Under the rates announced Friday, prices by the various insurers will rise, on average, more sharply for individual policies than for small-business ones. But not all insurers are raising their rates in the individual market as much as CareFirst, and a few small carriers are reducing them. For a typical 40-year-old in Maryland’s Washington suburbs buying a CareFirst “silver” health plan, the most common level of coverage, the monthly premium next year will be $329 — a $75 increase.

During the past two years, CareFirst has asked for big rate increases, but the insurance commission has pared them. In an interview, Redmer said that CareFirst deserves to be able to charge more for 2016 because it has lost $100 million this year on individual insurance policies. That loss, he said, is partly because 7,800 small businesses around the state have decided to stop offering insurance to their workers, sending them into the exchange, where premiums were less expensive.

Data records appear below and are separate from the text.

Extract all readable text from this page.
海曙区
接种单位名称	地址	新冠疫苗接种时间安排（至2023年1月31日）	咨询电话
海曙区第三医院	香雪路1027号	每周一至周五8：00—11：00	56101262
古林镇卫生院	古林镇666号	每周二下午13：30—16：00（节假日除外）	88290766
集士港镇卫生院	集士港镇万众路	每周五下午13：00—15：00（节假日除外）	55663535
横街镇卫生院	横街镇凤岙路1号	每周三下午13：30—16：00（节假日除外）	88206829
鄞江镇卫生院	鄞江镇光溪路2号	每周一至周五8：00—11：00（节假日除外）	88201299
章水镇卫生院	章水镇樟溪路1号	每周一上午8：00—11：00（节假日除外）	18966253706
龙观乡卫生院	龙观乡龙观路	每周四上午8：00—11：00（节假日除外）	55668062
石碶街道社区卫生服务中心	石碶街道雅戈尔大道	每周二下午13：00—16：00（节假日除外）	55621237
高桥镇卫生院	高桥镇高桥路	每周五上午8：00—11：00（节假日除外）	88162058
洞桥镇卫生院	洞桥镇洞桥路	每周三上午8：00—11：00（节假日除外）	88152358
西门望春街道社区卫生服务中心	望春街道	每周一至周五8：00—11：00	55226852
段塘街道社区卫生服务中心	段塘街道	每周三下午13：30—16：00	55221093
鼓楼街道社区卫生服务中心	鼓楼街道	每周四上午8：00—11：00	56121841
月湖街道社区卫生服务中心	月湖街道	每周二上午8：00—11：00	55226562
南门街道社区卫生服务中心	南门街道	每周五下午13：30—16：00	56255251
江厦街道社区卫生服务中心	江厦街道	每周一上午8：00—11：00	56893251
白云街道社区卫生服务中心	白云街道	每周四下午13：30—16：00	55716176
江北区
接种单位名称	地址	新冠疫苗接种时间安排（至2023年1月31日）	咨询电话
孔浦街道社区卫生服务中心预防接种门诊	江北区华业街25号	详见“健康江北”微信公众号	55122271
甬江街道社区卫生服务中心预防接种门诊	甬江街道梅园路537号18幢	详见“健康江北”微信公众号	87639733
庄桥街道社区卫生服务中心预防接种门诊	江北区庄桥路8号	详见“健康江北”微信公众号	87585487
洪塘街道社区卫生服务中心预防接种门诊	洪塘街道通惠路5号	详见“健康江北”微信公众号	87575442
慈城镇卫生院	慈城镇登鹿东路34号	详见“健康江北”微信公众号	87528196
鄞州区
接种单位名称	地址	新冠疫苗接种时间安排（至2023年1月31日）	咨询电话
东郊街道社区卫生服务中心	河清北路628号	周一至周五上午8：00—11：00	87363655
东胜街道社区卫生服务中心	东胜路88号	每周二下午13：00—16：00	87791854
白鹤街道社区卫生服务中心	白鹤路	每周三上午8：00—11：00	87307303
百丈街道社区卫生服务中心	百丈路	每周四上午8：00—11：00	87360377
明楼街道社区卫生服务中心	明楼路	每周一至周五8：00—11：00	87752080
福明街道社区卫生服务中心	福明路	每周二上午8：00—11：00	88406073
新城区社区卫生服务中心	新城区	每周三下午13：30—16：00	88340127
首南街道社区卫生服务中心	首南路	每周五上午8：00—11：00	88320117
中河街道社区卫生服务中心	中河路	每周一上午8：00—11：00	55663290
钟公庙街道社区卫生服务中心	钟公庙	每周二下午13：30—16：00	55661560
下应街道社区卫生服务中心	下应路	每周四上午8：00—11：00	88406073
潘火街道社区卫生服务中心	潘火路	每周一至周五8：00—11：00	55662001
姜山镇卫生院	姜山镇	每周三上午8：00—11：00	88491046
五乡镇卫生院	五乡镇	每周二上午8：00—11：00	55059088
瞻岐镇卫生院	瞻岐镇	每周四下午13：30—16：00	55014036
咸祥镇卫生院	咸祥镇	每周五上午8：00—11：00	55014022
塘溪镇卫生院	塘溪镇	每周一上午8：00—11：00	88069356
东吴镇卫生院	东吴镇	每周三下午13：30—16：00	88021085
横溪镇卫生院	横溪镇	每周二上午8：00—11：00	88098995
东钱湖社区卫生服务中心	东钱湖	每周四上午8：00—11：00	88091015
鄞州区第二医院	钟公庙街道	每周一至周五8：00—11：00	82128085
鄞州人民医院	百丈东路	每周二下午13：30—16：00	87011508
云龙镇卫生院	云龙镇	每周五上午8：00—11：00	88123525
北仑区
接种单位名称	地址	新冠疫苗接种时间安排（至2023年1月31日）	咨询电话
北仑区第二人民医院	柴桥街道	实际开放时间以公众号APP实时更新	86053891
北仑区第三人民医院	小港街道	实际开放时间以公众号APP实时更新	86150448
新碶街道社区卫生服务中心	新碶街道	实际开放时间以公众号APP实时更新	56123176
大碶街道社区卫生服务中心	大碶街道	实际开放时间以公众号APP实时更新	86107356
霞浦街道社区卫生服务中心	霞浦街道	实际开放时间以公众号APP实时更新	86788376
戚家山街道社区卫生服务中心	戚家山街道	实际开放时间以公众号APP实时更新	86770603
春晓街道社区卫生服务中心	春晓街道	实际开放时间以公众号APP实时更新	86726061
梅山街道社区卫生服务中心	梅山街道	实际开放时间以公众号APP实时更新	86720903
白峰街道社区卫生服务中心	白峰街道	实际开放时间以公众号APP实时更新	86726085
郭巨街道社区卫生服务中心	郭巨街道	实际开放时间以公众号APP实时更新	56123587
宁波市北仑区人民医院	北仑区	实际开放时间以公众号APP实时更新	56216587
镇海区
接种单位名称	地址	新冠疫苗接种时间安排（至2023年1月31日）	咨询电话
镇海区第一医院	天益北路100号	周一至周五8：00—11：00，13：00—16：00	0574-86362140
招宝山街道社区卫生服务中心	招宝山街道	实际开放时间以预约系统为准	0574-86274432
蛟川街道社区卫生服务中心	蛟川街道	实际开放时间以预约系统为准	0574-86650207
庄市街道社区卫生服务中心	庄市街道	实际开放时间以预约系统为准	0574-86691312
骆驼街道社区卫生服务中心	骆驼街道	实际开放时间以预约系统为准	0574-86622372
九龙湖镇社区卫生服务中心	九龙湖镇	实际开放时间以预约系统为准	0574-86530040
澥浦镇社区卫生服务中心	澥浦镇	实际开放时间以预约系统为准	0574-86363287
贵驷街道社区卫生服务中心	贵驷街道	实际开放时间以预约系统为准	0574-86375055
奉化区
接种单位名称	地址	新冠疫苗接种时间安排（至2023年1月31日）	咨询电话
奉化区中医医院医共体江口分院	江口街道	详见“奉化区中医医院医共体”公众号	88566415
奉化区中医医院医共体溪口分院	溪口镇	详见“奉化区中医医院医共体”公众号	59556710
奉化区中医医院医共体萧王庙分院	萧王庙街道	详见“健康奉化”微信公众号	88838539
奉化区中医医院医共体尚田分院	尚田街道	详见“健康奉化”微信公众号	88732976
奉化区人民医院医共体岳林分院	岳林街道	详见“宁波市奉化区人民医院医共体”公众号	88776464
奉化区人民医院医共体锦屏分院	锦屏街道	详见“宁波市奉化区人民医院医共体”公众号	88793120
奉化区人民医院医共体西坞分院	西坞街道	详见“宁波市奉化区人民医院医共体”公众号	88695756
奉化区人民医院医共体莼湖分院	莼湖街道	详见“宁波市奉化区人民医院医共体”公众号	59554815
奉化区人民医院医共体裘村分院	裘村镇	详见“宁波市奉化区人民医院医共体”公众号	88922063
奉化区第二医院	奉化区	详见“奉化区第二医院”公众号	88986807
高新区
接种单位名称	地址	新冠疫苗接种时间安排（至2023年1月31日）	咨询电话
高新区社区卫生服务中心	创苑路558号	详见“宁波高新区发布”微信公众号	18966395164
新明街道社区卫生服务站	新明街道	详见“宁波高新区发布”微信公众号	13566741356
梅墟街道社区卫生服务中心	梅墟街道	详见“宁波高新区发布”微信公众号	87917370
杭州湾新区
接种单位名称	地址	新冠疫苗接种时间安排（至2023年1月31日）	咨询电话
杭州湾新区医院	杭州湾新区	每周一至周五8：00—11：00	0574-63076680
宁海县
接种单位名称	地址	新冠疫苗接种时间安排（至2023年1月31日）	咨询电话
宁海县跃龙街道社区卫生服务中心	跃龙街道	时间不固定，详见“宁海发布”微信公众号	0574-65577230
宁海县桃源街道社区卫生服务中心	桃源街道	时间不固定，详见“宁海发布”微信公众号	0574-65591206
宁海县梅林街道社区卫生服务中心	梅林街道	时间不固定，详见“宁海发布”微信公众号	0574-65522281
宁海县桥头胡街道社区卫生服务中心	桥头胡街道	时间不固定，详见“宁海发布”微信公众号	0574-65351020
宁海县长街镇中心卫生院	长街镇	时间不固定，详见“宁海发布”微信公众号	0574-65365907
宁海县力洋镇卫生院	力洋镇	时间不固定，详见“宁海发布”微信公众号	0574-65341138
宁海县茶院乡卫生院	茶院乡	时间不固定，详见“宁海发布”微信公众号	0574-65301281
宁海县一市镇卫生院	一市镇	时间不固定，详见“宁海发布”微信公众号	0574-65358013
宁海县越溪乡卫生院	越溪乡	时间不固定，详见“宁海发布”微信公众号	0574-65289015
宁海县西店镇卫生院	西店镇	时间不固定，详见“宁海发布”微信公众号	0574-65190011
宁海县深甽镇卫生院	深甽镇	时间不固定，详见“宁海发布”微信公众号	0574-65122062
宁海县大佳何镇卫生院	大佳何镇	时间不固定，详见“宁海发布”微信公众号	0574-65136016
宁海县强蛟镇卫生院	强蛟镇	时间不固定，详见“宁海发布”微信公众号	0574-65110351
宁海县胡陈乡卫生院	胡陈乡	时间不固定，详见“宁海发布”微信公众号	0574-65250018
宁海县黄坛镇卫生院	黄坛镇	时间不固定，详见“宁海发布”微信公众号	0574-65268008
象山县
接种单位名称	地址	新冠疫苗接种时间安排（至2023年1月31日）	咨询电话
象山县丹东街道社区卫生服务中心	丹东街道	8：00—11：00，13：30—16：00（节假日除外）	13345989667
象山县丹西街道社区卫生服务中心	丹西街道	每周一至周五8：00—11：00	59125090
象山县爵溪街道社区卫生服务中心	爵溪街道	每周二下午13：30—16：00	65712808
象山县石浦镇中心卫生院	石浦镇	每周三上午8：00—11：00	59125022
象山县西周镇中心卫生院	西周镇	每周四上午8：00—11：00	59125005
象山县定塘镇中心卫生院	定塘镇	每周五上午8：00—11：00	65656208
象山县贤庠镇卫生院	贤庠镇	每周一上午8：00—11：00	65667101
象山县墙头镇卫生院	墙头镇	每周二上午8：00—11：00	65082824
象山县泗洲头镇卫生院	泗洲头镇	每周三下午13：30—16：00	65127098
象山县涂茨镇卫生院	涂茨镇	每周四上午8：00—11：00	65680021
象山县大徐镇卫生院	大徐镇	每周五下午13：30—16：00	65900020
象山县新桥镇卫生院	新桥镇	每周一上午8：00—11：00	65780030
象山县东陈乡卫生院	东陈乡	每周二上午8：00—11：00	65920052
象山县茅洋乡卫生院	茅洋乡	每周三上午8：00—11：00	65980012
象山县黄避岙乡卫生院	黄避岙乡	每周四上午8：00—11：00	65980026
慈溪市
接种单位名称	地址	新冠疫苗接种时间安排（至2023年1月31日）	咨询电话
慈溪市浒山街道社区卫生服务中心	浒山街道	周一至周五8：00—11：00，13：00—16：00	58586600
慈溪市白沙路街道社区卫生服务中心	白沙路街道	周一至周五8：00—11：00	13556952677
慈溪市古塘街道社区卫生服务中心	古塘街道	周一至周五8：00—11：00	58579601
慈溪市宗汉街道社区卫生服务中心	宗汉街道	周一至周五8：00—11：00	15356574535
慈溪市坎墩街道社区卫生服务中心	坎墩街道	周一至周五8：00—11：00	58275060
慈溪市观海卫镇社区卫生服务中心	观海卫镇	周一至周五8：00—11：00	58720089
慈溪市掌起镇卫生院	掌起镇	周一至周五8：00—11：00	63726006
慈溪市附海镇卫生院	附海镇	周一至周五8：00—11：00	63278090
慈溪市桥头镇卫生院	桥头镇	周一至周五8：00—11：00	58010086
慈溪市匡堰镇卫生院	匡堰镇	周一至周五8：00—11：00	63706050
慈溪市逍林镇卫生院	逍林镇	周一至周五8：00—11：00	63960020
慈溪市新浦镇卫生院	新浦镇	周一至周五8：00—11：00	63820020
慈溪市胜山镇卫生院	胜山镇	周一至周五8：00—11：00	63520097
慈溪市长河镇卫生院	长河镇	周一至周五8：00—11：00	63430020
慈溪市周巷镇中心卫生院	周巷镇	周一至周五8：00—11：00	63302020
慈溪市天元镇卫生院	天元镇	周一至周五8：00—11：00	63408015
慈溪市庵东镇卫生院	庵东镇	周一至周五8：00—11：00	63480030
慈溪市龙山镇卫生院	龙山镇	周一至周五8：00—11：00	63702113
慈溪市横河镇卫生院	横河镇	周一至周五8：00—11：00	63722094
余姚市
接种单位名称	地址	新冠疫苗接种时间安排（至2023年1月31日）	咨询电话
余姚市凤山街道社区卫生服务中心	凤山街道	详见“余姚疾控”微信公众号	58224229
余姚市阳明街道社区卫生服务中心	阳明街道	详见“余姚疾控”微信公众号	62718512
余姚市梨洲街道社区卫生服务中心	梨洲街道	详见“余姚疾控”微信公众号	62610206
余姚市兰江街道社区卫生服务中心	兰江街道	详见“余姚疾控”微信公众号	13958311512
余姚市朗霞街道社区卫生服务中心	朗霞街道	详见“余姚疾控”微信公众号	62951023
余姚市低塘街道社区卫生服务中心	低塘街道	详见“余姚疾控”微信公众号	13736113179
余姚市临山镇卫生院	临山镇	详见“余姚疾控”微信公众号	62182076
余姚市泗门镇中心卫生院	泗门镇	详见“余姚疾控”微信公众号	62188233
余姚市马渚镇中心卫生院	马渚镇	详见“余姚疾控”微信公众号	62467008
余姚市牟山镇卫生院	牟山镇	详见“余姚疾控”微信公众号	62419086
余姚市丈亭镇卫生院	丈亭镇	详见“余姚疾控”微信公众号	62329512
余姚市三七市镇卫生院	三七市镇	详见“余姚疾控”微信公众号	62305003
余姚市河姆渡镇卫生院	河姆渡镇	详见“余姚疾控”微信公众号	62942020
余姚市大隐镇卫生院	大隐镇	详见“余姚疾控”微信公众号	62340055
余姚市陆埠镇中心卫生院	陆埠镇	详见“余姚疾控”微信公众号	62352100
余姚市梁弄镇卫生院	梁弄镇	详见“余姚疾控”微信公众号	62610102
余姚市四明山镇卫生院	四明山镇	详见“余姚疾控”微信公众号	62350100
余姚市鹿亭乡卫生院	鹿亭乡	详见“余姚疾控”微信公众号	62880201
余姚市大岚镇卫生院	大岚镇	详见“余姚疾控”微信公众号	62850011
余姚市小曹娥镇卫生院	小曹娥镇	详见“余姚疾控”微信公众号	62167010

Michael P. Sullivan, a spokesman for CareFirst, said that, once the company had a full year of experience with the exchange, it turned out that “people who are in that pool in Maryland are, in fact, older and sicker than we expected them to be.” He said that he hoped that the rate increase would “go a long way” toward making the prices adequate and, as a result, more stable in the future.

Benjamin Wakana, a spokesman for the federal Department of Health and Human Services, said that, in Maryland as elsewhere, the health-care law now makes it easier for consumers to compare the prices and benefits of plans in the exchanges — and to switch plans. He also pointed out that more than eight in 10 people insured through the exchanges get federal subsidies to help pay for their coverage.

“Discussing rates without discussing financial assistance does not reflect reality,” he said.

But Maria Gomez, president of Mary’s Center, a health clinic with branches in Maryland and the District, said, “If the subsidy doesn’t move somewhere along the same rate, then forget it.”

Mary’s Center helps patients enroll in exchange plans, and Gomez said that “it took quite a bit to convince” some patients that insurance was worth paying for.

“If the increase is that high for people that just barely were able to scrape together enough dollars to get the insurance,” she said, “this 26 percent will put them over the edge.”